Cahill also said that he and his fellow researchers, by challenging established assumptions (otherwise called “prejudice”), have experienced “road blocks” in trying to publish their findings, because they are often dismissed as being “alarmist.”
However, he believes that as a scientist, it’s important to continue to study the potentially good, bad or neutral effects of a medication that millions of women use for large portions of their life. He said:
“If I’m a woman on the pill, or I know a woman who’s on the pill…or I have a daughter who wants to go on the pill, you want to operate from knowledge, not from complete lack of knowledge.
In this investigation, the researcher tested the hypothesis that OC use is associated with differences in brain structure using a hypothesis-driven, surface-based approach. They found that the two main regions of the brain controlling emotion and decision-making are thinner in women who take the pill.
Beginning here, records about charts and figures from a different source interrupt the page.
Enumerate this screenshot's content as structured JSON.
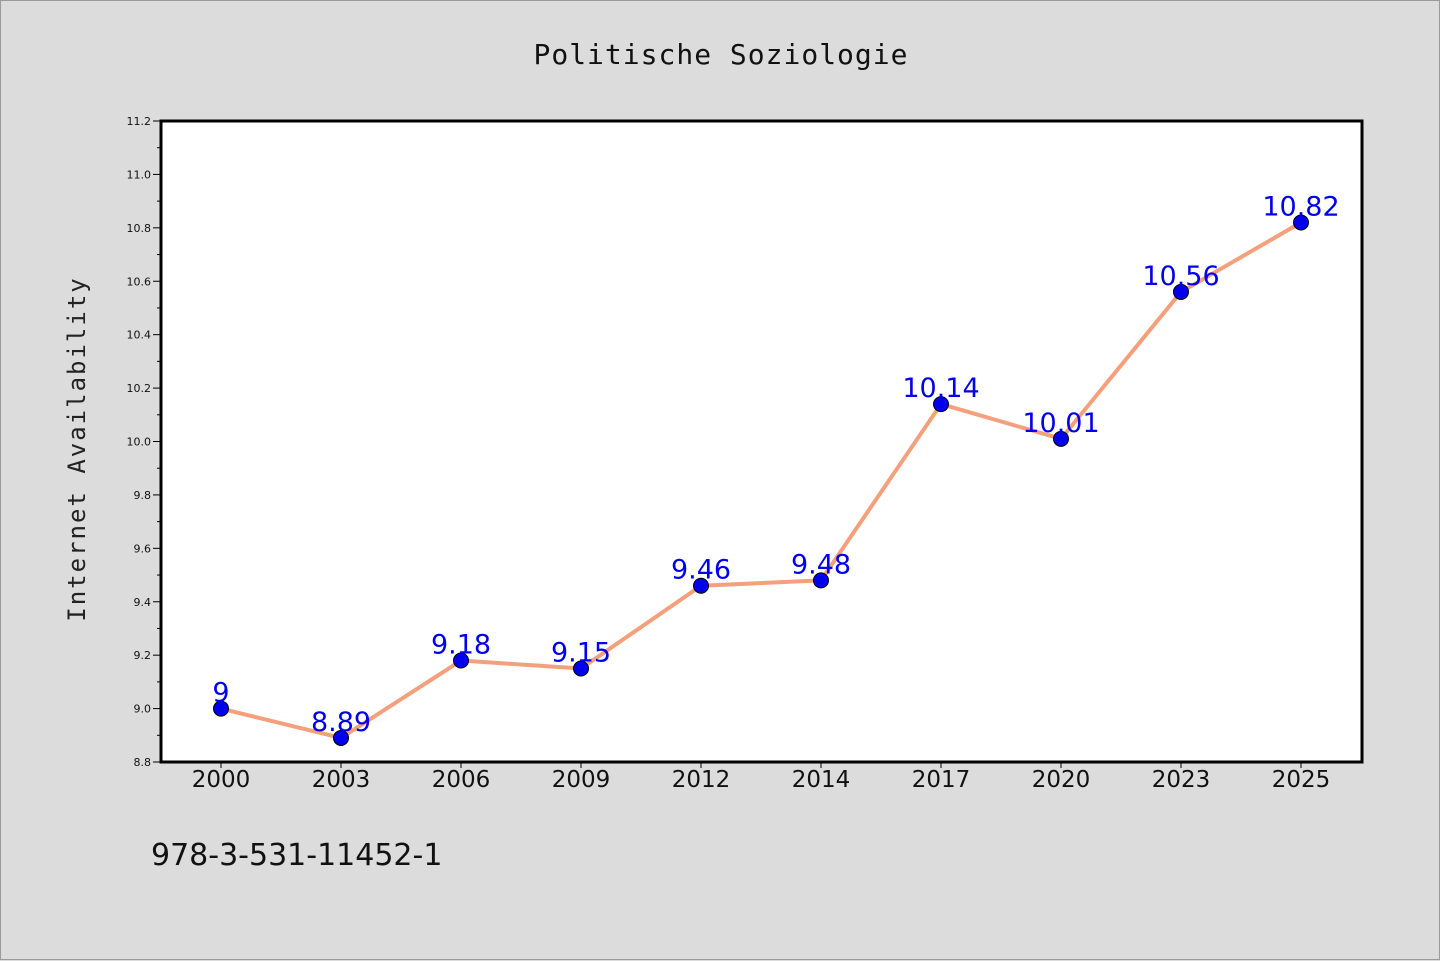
{
  "chart_data": {
    "type": "line",
    "title": "Politische Soziologie",
    "xlabel": "",
    "ylabel": "Internet Availability",
    "categories": [
      "2000",
      "2003",
      "2006",
      "2009",
      "2012",
      "2014",
      "2017",
      "2020",
      "2023",
      "2025"
    ],
    "series": [
      {
        "values": [
          9,
          8.89,
          9.18,
          9.15,
          9.46,
          9.48,
          10.14,
          10.01,
          10.56,
          10.82
        ],
        "data_labels": [
          "9",
          "8.89",
          "9.18",
          "9.15",
          "9.46",
          "9.48",
          "10.14",
          "10.01",
          "10.56",
          "10.82"
        ],
        "line_color": "#f4a07c",
        "marker_color": "#0000ee"
      }
    ],
    "ylim": [
      8.8,
      11.2
    ],
    "yticks": [
      "8.8",
      "9.0",
      "9.2",
      "9.4",
      "9.6",
      "9.8",
      "10.0",
      "10.2",
      "10.4",
      "10.6",
      "10.8",
      "11.0",
      "11.2"
    ],
    "grid": false,
    "legend": "none"
  },
  "footer": {
    "text": "978-3-531-11452-1"
  },
  "colors": {
    "background": "#dcdcdc",
    "plot_background": "#ffffff",
    "line": "#f4a07c",
    "marker": "#0000ee",
    "data_label": "#0000ee"
  }
}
A study published April 2 in the journal Human Brain Mapping reports that the pill’s chemicals block the body’s natural hormones, altering the brain’s structure and function.
The study compared the cortical thickness of brain regions that participate in the salience network and the default mode network, as well as the volume of subcortical regions in these networks
In neuroscience, the default mode network (DMN) is a network of brain regions that are active when the individual is not focused on the outside world and the brain is at wakeful rest. Also called the default network, default state network, or task-negative network, the DMN is characterized by coherent neuronal oscillations at a rate lower than 0.1 Hz (one every ten seconds).
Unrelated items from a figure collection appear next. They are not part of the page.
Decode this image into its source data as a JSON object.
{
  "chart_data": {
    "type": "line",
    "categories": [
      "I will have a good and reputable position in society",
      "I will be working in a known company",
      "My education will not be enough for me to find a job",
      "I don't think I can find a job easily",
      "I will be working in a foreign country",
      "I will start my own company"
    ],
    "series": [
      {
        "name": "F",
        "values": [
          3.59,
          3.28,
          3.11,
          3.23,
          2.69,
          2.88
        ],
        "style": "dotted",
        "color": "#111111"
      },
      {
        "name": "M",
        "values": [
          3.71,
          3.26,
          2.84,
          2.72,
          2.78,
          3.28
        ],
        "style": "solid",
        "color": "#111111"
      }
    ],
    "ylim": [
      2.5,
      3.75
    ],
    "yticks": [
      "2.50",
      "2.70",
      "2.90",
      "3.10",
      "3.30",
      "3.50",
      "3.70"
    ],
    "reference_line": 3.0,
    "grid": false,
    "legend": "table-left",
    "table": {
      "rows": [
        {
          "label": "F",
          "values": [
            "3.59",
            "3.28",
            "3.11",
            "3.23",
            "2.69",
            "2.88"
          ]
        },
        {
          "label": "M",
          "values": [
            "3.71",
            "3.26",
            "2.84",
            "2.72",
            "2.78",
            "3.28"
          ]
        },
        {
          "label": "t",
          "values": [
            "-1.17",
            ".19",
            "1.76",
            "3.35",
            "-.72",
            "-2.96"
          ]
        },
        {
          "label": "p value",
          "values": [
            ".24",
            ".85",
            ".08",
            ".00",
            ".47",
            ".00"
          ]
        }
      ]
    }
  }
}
During goal-oriented activity, the DMN is deactivated and another network, the task-positive network (TPN) is activated. The DMN may correspond to task-independent introspection, or self-referential thought, while the TPN corresponds to action, and thus perhaps the DMN and TPN may be "considered elements of a single default network with anti-correlated components"
NOTE: We have posted numerous times on the extraordinary nature of the state of the art discoveries in the function and interaction of these two networks.
It was concluded that oral contraceptive use “was associated with significantly lower cortical thickness measurements in the lateral orbitofrontal cortex and the posterior cingulate cortex.”
These regions are believed to be important for responding to rewards and evaluating internal states/incoming stimuli, respectively.
The orbitofrontal cortex controls decision-making and the posterior cigulate manages emotions. And among the women studied, both of these two areas were smaller than average in those taking the pill.
Although Cahill cautioned against a panic or alarm because of the recent study, he said it raises further questions for research that are important to the millions of women who use oral contraceptives every day. For example, follow-up studies are needed to determine whether the thinning effect is permanent, or whether it just occurs if a woman is currently using the pill.
In April 2011, Cahill and three other researchers found that the emotional memory of women using hormonal contraception was more similar to that of men than of women.
Dr. Cahill said these studies are part of a growing body of research on sex differences in the brain, which is challenging the long-held assumption that men and women are mostly biologically the same, save for their reproductive organs:
“We’re all blinded by our assumptions, and there’s simply been an assumption…that any differences between (men and women) occur in the bikini zone and that’s it. And now we’re realizing, well, no. There’s sex differences all over the place. It’s important that we stop assuming that women are just men with pesky hormones.”